In the 2012 fiscal year, for example, the organization’s total sales and marketing budget was $1.6 million, limiting the number of markets that RSCVA could advertise and run marketing campaigns in. For the upcoming fiscal year, its board approved a sales and marketing budget totaling nearly $10.7 million, which includes surplus money rolled over from the previous year.
It’s still small compared to the Las Vegas Convention and Visitors Authority, which sets aside $95 million of its $140 million sales and marketing budget for advertising alone.
For a market the size of Reno, however, it’s a sizable investment.
A time lapse view during day 1 of the Great Reno Balloon Race in Rancho San Rafael Regional Park.
The increased funding allowed the organization to increase marketing in the Bay Area as well as Los Angeles and Seattle. The RSCVA also increased its regional sales representatives to nine and regional offices to eight, including Sacramento, Las Vegas, Atlanta and Chicago.
“Our increased marketing and sales budget has increased average daily rates at our resorts and overall positive awareness and visitation to the community,” said RSCVA CEO DeLone.
Some members of the RSCVA board, however, believe that it could do better.
Nat Carasali, a founding partner of the Peppermill Resort Spa Casino, questioned why the RSCVA’s room night targets looked flat given the momentum seen in the area, especially with the arrival of Safari Club and Interbike. Room nights grew from 236,283 in the 2017 fiscal year to an estimated 309,425 for the 2018 fiscal year. Room night goals for the 2019 fiscal year were lowered to 280,000.
Carasali balked when told that certain goals were lower from other markets due to new staff.
“We should expect more of the people you hire,” Carasali told RSCVA staff during the May meeting. “We’re spending a lot of money.”
Larraguetta, meanwhile, noted that the numbers being presented involve booked room nights, which look several years in advance and already include projected numbers from the Safari Club and Interbike shows. Getting new shows each year at the scale of those two events — the biggest seen in the area — is going to be easier said than done, he added.
Air travel was another factor mentioned in relation to the target numbers.
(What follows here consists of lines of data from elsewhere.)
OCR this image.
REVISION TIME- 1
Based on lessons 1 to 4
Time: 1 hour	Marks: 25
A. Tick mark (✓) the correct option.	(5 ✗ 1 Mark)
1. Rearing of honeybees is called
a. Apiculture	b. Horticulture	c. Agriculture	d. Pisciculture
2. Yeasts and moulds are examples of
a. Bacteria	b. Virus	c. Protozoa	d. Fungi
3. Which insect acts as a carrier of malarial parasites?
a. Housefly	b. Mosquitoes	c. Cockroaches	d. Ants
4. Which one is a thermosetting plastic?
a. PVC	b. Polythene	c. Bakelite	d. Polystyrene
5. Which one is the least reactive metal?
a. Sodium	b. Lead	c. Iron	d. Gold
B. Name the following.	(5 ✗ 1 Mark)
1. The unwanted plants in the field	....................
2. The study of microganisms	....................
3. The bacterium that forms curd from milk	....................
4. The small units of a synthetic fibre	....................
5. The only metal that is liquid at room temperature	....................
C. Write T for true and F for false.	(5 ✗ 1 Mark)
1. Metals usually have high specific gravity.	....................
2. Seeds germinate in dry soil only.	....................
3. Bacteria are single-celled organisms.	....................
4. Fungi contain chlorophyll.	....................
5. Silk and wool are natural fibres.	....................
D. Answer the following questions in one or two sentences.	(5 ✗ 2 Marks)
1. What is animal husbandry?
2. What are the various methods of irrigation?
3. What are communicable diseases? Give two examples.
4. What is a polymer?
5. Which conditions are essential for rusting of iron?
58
Although Reno-Tahoe International Airport has seen a lot of improvement since the recession, including its first passenger increase in a decade in 2016 as well as recently hitting the 4.1 million passenger mark, flight availability continue to be an issue when attracting larger conventions to the area.
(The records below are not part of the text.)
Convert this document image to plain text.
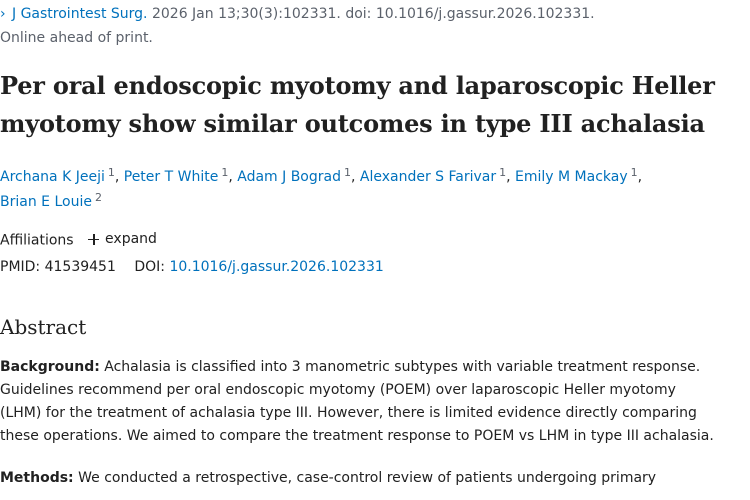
› J Gastrointest Surg. 2026 Jan 13;30(3):102331. doi: 10.1016/j.gassur.2026.102331.
Online ahead of print.
Per oral endoscopic myotomy and laparoscopic Heller
myotomy show similar outcomes in type III achalasia
Archana K Jeeji $^1$, Peter T White $^1$, Adam J Bograd $^1$, Alexander S Farivar $^1$, Emily M Mackay $^1$,
Brian E Louie $^2$
Affiliations expand
PMID: 41539451 DOI: 10.1016/j.gassur.2026.102331
Abstract

Background: Achalasia is classified into 3 manometric subtypes with variable treatment response.
Guidelines recommend per oral endoscopic myotomy (POEM) over laparoscopic Heller myotomy
(LHM) for the treatment of achalasia type III. However, there is limited evidence directly comparing
these operations. We aimed to compare the treatment response to POEM vs LHM in type III achalasia.

Methods: We conducted a retrospective, case-control review of patients undergoing primary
“We still need to do more in air service,” said RSCVA Board Member Rick Murdock, who also served two terms on the Reno-Tahoe Airport Authority board. “If you don’t have that airport hub, we’re in a little bit of trouble because that’s how conventions and corporate travel get here.”
The airport is projecting passenger counts to grow to 6.5 million by 2036.
DeLone also mentioned that the RSCVA team inherited the goals in question from the strategic long-term plan — a plan that the board agreed to. Board Chairman Lucey, however, says it might be time to look at the plan once more and strike while the iron is hot.
“Now that we’ve seen everything, we need to start re-evaluating,” Lucey said. “The marketing’s working well … and we’re going in the right direction. However, we can do more.”